The absence of a benchmarking study assessing all 75 pathogenicity predictors highlights the difficulty of this endeavor. A meta-analysis of existing studies could shed light on the best-performing VEPs and might discriminate between the many pathogenicity predictors. This analysis would need to account for the variability in the sets of tools and testing datasets used across different studies.

To maximize the utility of VEPs for clinical and research purposes, further advancements are required to extend predictions specific to isoforms, tissues, and traits to more variants. Such functionality will enhance our understanding of variant effects and facilitate their experimental validation. Moreover, developing trait-specific pathogenicity scores is essential because certain variants may be pathogenic for one disease but benign or even advantageous for another (Taylor et al. 2012). Furthermore, to facilitate interoperability between different tools, we also advocate the use of controlled vocabularies to describe phenotypes (Kohler et al. 2021; Malone et al. 2010). We aim to perform a bigger update of the VEP Finder once per year and to do regular update after user input and evidence.

VEPs predicting many functional impacts, such as SnpEff, FAVOR and WGSA, represent a potential solution to the problem of tool choice. Nevertheless, the rapid evolution of the field necessitates continuous updates to keep them up to date. Furthermore, we expect specialized tools to be continuously released (Fig. 4). Consequently, systematic reviews on VEPs will be needed regularly.


A staggering 118 tools were available to predict approximately 160 functional impacts that ranged from molecular to phenotypic effects. About 60% of these impacts could be predicted by combining just three tools. Unexpectedly, recent tools did not necessarily predict more impacts than older ones.

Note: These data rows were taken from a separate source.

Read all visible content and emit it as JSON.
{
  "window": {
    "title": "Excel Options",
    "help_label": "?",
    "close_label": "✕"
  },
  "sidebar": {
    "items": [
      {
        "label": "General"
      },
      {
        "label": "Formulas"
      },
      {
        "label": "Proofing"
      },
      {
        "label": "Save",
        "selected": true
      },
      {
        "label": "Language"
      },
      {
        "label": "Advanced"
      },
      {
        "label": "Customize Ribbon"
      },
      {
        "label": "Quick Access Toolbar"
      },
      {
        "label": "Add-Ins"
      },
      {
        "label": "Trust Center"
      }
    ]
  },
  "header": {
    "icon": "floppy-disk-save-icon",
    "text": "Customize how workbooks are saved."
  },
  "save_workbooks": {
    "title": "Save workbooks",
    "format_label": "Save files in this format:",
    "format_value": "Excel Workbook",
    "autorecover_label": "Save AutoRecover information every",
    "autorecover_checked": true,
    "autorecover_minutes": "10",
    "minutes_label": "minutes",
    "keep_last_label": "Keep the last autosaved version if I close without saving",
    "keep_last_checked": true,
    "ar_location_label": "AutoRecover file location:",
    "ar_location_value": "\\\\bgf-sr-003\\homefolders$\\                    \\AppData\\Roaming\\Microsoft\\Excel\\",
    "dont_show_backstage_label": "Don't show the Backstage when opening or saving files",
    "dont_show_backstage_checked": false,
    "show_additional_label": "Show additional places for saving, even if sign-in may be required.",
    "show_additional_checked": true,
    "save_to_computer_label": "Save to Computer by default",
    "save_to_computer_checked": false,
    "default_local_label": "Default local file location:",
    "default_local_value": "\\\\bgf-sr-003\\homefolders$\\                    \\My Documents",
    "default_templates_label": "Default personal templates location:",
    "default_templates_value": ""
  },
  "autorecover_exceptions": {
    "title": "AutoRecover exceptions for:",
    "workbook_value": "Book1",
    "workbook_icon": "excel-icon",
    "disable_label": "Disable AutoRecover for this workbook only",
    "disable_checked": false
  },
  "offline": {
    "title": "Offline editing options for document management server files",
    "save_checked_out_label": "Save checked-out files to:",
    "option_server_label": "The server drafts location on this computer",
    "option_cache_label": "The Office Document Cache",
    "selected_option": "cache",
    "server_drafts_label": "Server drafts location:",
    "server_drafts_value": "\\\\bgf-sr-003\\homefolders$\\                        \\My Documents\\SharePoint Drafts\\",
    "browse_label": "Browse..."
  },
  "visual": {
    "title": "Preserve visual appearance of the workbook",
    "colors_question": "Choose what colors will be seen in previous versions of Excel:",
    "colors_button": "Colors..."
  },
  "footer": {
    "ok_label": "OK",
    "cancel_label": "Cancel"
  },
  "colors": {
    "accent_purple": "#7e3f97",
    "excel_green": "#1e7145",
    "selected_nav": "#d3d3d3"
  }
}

Despite the vast diversity of VEPs, some genetic variants were not yet supported and should be the object of future research.

The abundance of available options can complicate the tool selection process. However, this challenge is mitigated by the Shiny app developed in this review. The app enables users to filter tools based on their specific needs, narrowing down the list of suitable options.